Sunday, September 26, 2010

Beetroot 2: how much water goes on?

The beetroot were cooked up in a spicy sauce and served on top of rice for the 300 or so lunches that the kitchen serves up every day (meat is too expensive, so the children live largely on bread and rice topped with a vegetable-based sauce). It tasted good, but our question is how well was it grown? How much water and nutrients did it take to grow? Could we grow much more beetroot with the same inputs?

The irrigation system was fitted with a tap timer, and there were small taps at the head of each drip line. So each drip line could be individually turned on and off. Theoretically we should know how long each drip line was run for and hence the application of water to the beetroot. Then we could look up the potential evapotranspiration for Maputo, make adjustments for the size of the crop, and we should be able to answer the question above - at least as far as water goes.

In practice it’s not that easy. First, no one keeps good enough records of the on/off times of the taps.

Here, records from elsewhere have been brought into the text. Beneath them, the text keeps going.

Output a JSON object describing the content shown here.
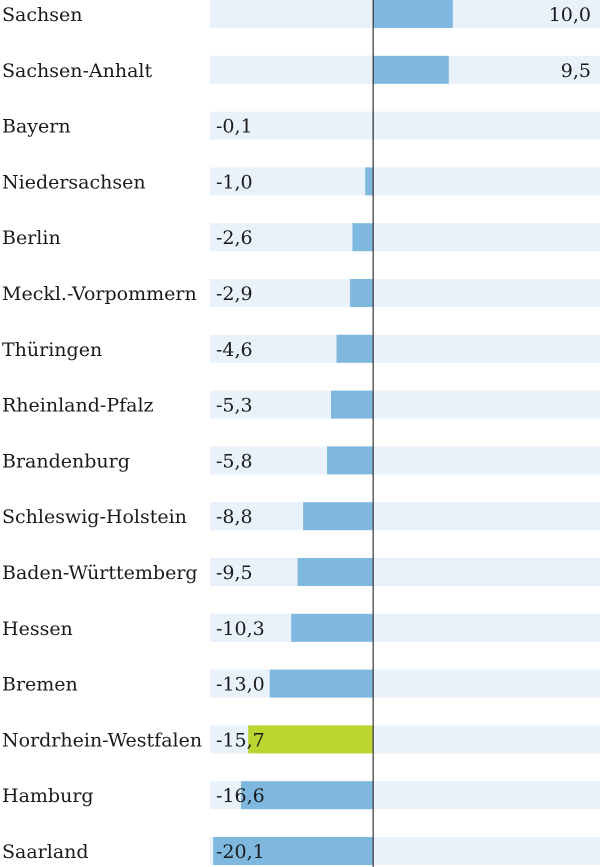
{
  "chart_data": {
    "type": "bar",
    "orientation": "horizontal",
    "categories": [
      "Sachsen",
      "Sachsen-Anhalt",
      "Bayern",
      "Niedersachsen",
      "Berlin",
      "Meckl.-Vorpommern",
      "Thüringen",
      "Rheinland-Pfalz",
      "Brandenburg",
      "Schleswig-Holstein",
      "Baden-Württemberg",
      "Hessen",
      "Bremen",
      "Nordrhein-Westfalen",
      "Hamburg",
      "Saarland"
    ],
    "values": [
      10.0,
      9.5,
      -0.1,
      -1.0,
      -2.6,
      -2.9,
      -4.6,
      -5.3,
      -5.8,
      -8.8,
      -9.5,
      -10.3,
      -13.0,
      -15.7,
      -16.6,
      -20.1
    ],
    "value_labels": [
      "10,0",
      "9,5",
      "-0,1",
      "-1,0",
      "-2,6",
      "-2,9",
      "-4,6",
      "-5,3",
      "-5,8",
      "-8,8",
      "-9,5",
      "-10,3",
      "-13,0",
      "-15,7",
      "-16,6",
      "-20,1"
    ],
    "highlight_category": "Nordrhein-Westfalen",
    "xlim": [
      -20.5,
      28.5
    ],
    "grid": false,
    "legend": "none",
    "colors": {
      "bar": "#7fb8df",
      "highlight": "#bcd530",
      "row_band": "#e9f2fb",
      "zero_line": "#333333",
      "text": "#1a1a1a"
    }
  }
}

Second, the application rate of the drippers was not constant. Although rated at 1.0 L per emitter per hour, we were running the system at lower than recommended pressure, and the more lines open the more the pressure fell. Actual application rates varied between 0.5 and 0.7 L/h

We rigged up a simple flow meter as in the picture below, with graduation marked on the bottle. We checked the uniformity of 20 drippers down the line, and compared this to the dripper we collected from. The system was uniform. So that solved the first question – how much water went on to the crop.